HMD 2020 also marks the 75th anniversary of the liberation of Auschwitz – this is a significant milestone and is made particularly poignant by the dwindling number of survivors who are able to share their testimony. It also marks the 25th anniversary of the Genocide in Bosnia.
Councillor Peter Wilson, deputy leader of Chorley Council, said: “Holocaust Memorial Day is held every year to remember all the victims of the Holocaust, genocide and other atrocities across the world. It is important that we keep the memory of the past alive so that we can help build tolerance and understanding of different faiths and cultures.
“Learning from the past can help us create a safer, better future. The theme this year ‘Stand Together’ challenges us to think about what motivated people to stand together with targeted individuals during the Holocaust and Nazi Persecution, and during subsequent genocides, and why is it so important for us to ‘stand together’ today”.
There will be a service at the cenotaph in Astley Park on Saturday 25 January. Anyone who would like to attend is asked to meet at Astley Park gates, Park Road, at 10.30am. The service will be followed by a gathering in The Lancastrian at Chorley Town Hall with speeches, poetry, refreshments and candle-lighting from 11.30am – everyone is welcome to attend.
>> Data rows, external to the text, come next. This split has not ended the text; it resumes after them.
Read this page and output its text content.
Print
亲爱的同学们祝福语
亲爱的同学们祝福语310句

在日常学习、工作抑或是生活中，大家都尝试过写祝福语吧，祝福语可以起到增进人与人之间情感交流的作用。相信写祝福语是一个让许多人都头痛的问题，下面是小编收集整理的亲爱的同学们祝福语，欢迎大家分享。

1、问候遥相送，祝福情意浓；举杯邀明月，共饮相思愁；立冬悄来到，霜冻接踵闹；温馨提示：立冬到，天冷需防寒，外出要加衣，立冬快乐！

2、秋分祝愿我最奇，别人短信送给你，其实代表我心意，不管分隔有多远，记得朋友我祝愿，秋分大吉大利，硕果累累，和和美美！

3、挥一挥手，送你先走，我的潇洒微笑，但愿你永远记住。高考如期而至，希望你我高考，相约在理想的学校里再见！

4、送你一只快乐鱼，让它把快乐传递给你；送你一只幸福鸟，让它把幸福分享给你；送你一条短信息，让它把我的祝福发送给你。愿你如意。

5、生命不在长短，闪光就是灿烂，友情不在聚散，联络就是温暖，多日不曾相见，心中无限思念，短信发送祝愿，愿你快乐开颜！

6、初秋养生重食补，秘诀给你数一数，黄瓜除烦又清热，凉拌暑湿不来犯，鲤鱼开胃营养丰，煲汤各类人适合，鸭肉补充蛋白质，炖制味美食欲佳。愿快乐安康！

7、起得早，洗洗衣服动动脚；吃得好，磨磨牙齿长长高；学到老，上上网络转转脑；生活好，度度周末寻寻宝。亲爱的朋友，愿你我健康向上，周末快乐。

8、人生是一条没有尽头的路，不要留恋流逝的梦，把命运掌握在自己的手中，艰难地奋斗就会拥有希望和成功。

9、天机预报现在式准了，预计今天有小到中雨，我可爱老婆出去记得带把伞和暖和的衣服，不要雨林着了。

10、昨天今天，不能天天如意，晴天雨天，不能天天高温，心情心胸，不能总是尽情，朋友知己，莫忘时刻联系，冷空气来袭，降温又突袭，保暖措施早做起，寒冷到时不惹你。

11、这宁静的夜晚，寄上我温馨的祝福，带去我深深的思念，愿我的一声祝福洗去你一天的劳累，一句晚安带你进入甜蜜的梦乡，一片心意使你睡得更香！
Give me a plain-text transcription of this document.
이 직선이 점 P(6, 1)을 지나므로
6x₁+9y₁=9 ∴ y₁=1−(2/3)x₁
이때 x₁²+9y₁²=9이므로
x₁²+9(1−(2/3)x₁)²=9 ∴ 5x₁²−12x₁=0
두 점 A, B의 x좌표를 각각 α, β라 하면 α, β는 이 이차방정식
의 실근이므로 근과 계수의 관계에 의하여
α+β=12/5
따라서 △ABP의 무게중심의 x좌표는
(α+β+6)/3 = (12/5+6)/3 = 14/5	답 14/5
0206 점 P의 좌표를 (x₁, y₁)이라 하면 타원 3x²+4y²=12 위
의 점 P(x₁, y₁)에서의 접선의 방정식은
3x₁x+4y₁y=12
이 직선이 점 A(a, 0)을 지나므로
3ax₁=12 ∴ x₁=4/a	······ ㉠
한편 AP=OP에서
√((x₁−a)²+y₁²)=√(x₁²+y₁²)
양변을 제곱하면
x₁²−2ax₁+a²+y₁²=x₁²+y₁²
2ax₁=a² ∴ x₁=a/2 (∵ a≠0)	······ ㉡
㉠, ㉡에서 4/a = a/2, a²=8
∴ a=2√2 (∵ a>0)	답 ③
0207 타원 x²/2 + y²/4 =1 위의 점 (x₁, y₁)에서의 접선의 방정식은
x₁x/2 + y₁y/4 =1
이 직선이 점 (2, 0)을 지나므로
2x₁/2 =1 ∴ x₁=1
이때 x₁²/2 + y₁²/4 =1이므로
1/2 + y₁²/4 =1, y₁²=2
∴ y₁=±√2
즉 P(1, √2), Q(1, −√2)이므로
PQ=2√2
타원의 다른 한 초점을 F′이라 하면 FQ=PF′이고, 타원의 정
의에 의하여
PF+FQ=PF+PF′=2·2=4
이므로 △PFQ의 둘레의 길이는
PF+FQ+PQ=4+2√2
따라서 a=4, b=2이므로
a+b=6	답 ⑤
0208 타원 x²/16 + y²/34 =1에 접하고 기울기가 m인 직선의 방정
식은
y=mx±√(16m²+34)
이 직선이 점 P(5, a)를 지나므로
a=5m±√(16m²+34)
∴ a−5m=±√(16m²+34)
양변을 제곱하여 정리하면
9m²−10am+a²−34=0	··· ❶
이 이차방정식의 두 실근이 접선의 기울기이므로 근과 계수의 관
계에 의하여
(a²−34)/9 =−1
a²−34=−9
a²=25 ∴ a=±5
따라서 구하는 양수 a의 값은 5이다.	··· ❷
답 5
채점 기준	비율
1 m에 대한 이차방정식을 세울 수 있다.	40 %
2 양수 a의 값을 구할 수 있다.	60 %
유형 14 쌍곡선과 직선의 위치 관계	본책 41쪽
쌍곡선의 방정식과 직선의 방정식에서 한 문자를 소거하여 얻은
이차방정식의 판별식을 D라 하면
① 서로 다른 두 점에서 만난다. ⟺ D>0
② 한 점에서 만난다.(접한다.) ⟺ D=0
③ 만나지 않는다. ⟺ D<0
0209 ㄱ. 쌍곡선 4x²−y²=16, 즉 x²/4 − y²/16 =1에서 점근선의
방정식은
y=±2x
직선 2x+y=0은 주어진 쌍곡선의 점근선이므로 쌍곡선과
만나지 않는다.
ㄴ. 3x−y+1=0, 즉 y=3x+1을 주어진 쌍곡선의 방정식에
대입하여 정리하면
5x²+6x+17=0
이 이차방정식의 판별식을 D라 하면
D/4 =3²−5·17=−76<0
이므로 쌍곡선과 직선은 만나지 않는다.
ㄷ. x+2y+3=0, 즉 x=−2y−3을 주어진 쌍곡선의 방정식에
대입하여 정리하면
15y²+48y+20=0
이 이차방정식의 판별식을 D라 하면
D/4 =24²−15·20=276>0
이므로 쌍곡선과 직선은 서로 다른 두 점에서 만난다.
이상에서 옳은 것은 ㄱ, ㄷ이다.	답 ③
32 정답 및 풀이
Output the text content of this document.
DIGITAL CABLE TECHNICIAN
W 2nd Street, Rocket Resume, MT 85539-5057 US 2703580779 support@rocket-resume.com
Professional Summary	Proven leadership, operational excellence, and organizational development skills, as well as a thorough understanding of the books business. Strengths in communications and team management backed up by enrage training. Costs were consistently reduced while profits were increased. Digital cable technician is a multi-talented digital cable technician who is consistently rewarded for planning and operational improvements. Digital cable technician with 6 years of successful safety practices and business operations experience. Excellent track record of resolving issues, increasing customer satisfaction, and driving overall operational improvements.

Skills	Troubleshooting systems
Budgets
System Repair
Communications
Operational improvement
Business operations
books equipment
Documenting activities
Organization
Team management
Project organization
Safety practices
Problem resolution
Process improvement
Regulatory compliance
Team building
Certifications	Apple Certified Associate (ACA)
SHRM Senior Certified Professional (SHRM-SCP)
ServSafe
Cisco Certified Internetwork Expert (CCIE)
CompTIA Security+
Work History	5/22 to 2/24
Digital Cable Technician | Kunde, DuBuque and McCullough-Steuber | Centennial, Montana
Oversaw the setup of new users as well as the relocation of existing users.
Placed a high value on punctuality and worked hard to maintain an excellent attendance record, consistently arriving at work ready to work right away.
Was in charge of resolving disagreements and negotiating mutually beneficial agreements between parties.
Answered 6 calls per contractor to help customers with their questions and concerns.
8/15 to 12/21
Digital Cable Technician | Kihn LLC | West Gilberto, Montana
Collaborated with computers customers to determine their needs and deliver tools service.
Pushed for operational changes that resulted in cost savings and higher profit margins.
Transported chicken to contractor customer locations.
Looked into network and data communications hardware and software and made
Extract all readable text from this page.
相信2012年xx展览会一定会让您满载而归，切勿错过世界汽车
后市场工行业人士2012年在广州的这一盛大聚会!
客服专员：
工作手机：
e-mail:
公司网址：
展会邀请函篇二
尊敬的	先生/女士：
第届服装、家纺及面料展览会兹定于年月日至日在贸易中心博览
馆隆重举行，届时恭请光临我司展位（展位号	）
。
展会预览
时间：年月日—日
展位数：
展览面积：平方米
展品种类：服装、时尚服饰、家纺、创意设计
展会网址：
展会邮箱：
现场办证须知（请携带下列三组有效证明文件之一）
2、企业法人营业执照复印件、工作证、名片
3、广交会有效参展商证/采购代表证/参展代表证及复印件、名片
Kinga Gray-Grzeczynska, Director of the Holocaust Memorial Service, said: “We will remember the six million Jews who died in the Holocaust, and also those killed in acts of genocide and other on-going atrocities in the world. It is important that we continue to remember and educate people so we do not see atrocities like these again.
“The ceremony in Chorley has always been well supported in the past and I hope it will be again this year as everyone, whatever their faith and culture, is invited to join us in this service of remembrance.”